Seeing something, anything, go their way completely reversed the fortunes for the Maple Leafs in Game 5 of the first-round series versus the Lightning. It was merely a goal which cut a lead in half, but it was indispensable to one of the most remarkable of in-game turnarounds in the franchise's history as the Maple Leafs seized a 3-2 series lead with a rousing and memorable 4-3 victory on home ice over the two-time defending champions.

It really did look like the end of the line for Toronto — even on a night when elimination was not a possibility.

After imploding early in Game 4, the Leafs stumbled into a multi-goal deficit within six minutes and change after another awful and nervy start inside the series. The Leafs took unacceptable penalties, and did nothing with the power plays drawn after the officials set a laughably high standard. They slapped their sticks in frustration.
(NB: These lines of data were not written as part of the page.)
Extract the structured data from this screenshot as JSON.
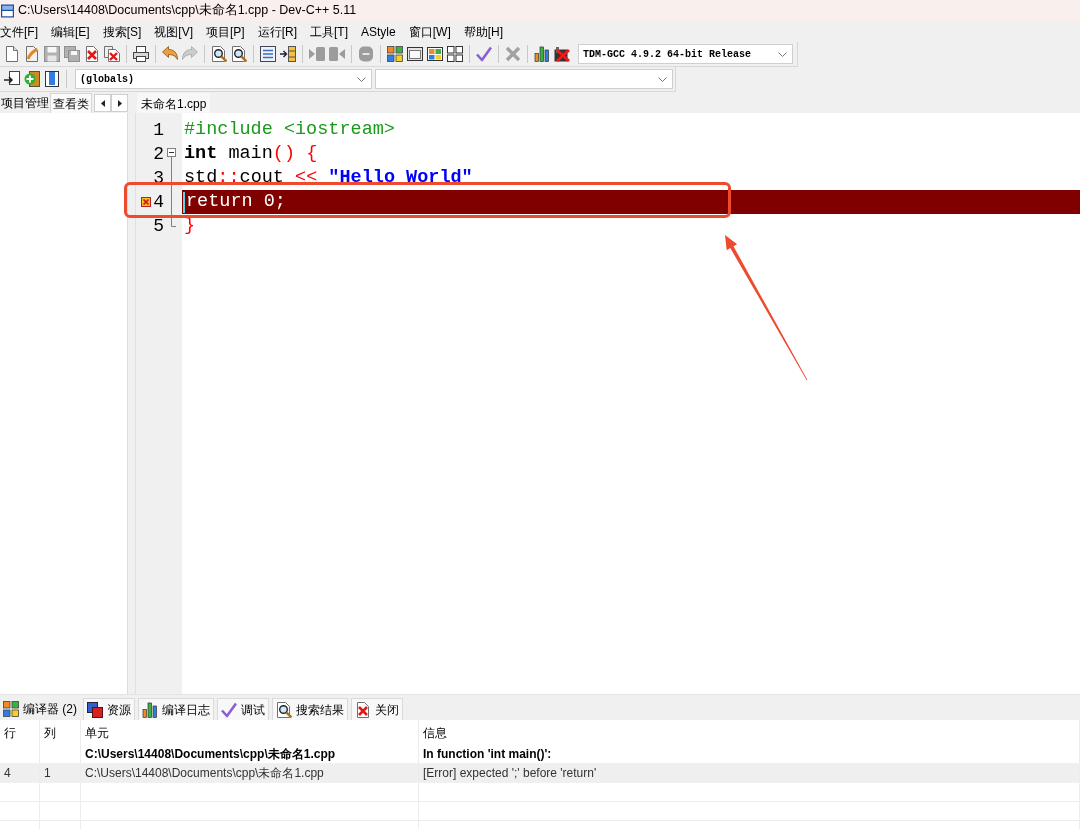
{
  "window": {
    "title": "C:\\Users\\14408\\Documents\\cpp\\未命名1.cpp - Dev-C++ 5.11"
  },
  "menu": [
    "文件[F]",
    "编辑[E]",
    "搜索[S]",
    "视图[V]",
    "项目[P]",
    "运行[R]",
    "工具[T]",
    "AStyle",
    "窗口[W]",
    "帮助[H]"
  ],
  "toolbar": {
    "groups": [
      {
        "buttons": [
          {
            "disabled": false
          },
          {
            "disabled": false
          },
          {
            "disabled": true
          },
          {
            "disabled": true
          },
          {
            "disabled": false
          },
          {
            "disabled": false
          }
        ]
      },
      {
        "buttons": [
          {
            "disabled": false
          }
        ]
      },
      {
        "buttons": [
          {
            "disabled": false
          },
          {
            "disabled": true
          }
        ]
      },
      {
        "buttons": [
          {
            "disabled": false
          },
          {
            "disabled": false
          }
        ]
      },
      {
        "buttons": [
          {
            "disabled": false
          },
          {
            "disabled": false
          }
        ]
      },
      {
        "buttons": [
          {
            "disabled": true
          },
          {
            "disabled": true
          }
        ]
      },
      {
        "buttons": [
          {
            "disabled": true
          }
        ]
      },
      {
        "buttons": [
          {
            "disabled": false
          },
          {
            "disabled": false
          },
          {
            "disabled": false
          },
          {
            "disabled": false
          }
        ]
      },
      {
        "buttons": [
          {
            "disabled": false
          }
        ]
      },
      {
        "buttons": [
          {
            "disabled": true
          }
        ]
      },
      {
        "buttons": [
          {
            "disabled": false
          },
          {
            "disabled": false
          }
        ]
      }
    ],
    "compiler": "TDM-GCC 4.9.2 64-bit Release"
  },
  "code_toolbar": {
    "buttons": [
      {
        "disabled": false
      },
      {
        "disabled": false
      },
      {
        "disabled": false
      }
    ],
    "scope": "(globals)"
  },
  "side_panel": {
    "tabs": [
      {
        "label": "项目管理",
        "selected": true
      },
      {
        "label": "查看类",
        "selected": false
      }
    ]
  },
  "editor": {
    "tabs": [
      {
        "label": "未命名1.cpp",
        "selected": true
      }
    ],
    "lines": [
      {
        "number": "1",
        "error": false,
        "caret": false,
        "tokens": [
          {
            "kind": "preprocessor",
            "text": "#include <iostream>"
          }
        ]
      },
      {
        "number": "2",
        "error": false,
        "caret": false,
        "fold": {
          "kind": "start"
        },
        "tokens": [
          {
            "kind": "keyword",
            "text": "int"
          },
          {
            "kind": "plain",
            "text": " main"
          },
          {
            "kind": "symbol",
            "text": "() {"
          }
        ]
      },
      {
        "number": "3",
        "error": false,
        "caret": false,
        "fold": {
          "kind": "body"
        },
        "tokens": [
          {
            "kind": "plain",
            "text": "std"
          },
          {
            "kind": "symbol",
            "text": "::"
          },
          {
            "kind": "plain",
            "text": "cout "
          },
          {
            "kind": "symbol",
            "text": "<<"
          },
          {
            "kind": "string",
            "text": " \"Hello World\""
          }
        ]
      },
      {
        "number": "4",
        "error": true,
        "caret": true,
        "fold": {
          "kind": "body"
        },
        "tokens": [
          {
            "kind": "plain",
            "text": "return 0;"
          }
        ]
      },
      {
        "number": "5",
        "error": false,
        "caret": false,
        "fold": {
          "kind": "end"
        },
        "tokens": [
          {
            "kind": "symbol",
            "text": "}"
          }
        ]
      }
    ]
  },
  "callout": {
    "frame": true,
    "arrow": true
  },
  "messages_panel": {
    "tabs": [
      {
        "label": "编译器 (2)",
        "selected": true
      },
      {
        "label": "资源",
        "selected": false
      },
      {
        "label": "编译日志",
        "selected": false
      },
      {
        "label": "调试",
        "selected": false
      },
      {
        "label": "搜索结果",
        "selected": false
      },
      {
        "label": "关闭",
        "selected": false
      }
    ],
    "table": {
      "columns": [
        "行",
        "列",
        "单元",
        "信息"
      ],
      "rows": [
        {
          "kind": "file",
          "selected": false,
          "unit": "C:\\Users\\14408\\Documents\\cpp\\未命名1.cpp",
          "message": "In function 'int main()':"
        },
        {
          "kind": "error",
          "selected": true,
          "line": "4",
          "column": "1",
          "unit": "C:\\Users\\14408\\Documents\\cpp\\未命名1.cpp",
          "message": "[Error] expected ';' before 'return'"
        }
      ]
    }
  }
}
They failed to stick up for one another.

They were listless, they were without answers, and they looked ready to pack it in.

Even despite Spezza's wisdom, the second period didn't start all that much better. In fact, the Leafs were still sitting on four shots when Tampa Bay committed its second bench minor of the game for too many men on the ice.

What was, at minimum, temporary reprieve turned out to be the light the Leafs needed. It set the stage for the moment of fortune which reversed a certain outcome.

Everything changed after Tavares was credited with his first goal of the series. The building was alive, and the captain's teammates drew certain inspiration. It seemed to mean something that Tavares led the line through the bench celebration.

The Leafs responded by throwing 14 shots at Vasilevskiy on 25 attempts in the period, finishing with 79 percent expected goals after conceding that same measure of performance to the Lightning in the opening frame. Nylander and Matthews came closest to tying the game in the middle stanza, and Jack Campbell made sure that the progress wasn't lost with two huge breakaway saves before the buzzer.

It seemed what was gained between intermissions could have been lost again when the teams emerged back from their respective tunnels. The Lightning mounted an early reply, forcing defensive specialist David Kampf into a hooking minor a little over two minutes into the period.

But uncharacteristically again, Tampa Bay let the Leafs off the hook when Steven Stamkos stuck T.J. Brodie with a high stick 10 seconds into the advantage, leading to nearly two full minutes of four-on-four.

And a condition Tavares and Nylander would use to deliver something far less fortuitous.

Together, the two most maligned players through four games of the series broke down one of the top defensive formations Tampa Bay could throw out onto the ice in that scenario.

With an extra second with the puck and pivot toward the goal line, Tavares set up Morgan Rielly for the game-tying goal and his true breakthrough moment in the series.

Nylander returned one shift later to provide a moment of his own, which wouldn't deflect off any skates.

Nylander's go-ahead goal marked the first lead change of the entire series in its 15th period, but the Lightning would threaten with one of their own right around the corner. Ryan McDonagh scored his first of the series on a broken play to tie the game with just over eight minutes left, as the Lightning looked to take back what was the Leafs' most important postseason win in decades.

So for a second time in the game the Leafs proved that they were more than a one-line team.

Matthews and Marner combined for a memorable counterstrike on a two-on-one with a little over six minutes left in the game to lift the Leafs for good. After all, it wouldn't be one of the best nights in this group's postseason history without an earthquake celebration from No. 34.

Hours before the game, Keefe said it all without promising that his captain would make his mark on the series, while also defending his contributions to that point.

"John's time will come," the coach said simply.

It did indeed.

And at the perfect time.

Of course, in order to make this night more than a footnote in another disappointing spring, the Leafs have to find a way to create and secure a fourth advantage over the Lightning in either Game 6 in Tampa Bay or back at Scotiabank Arena in Game 7.

As we've learned in this series, there's not one way to go about capturing it.

But as wonderfully as things did turn out for the Maple Leafs in Game 5, it would be wise not to wait on what's unpromised.

As the captain would attest, you don't always get the slightest of deflections.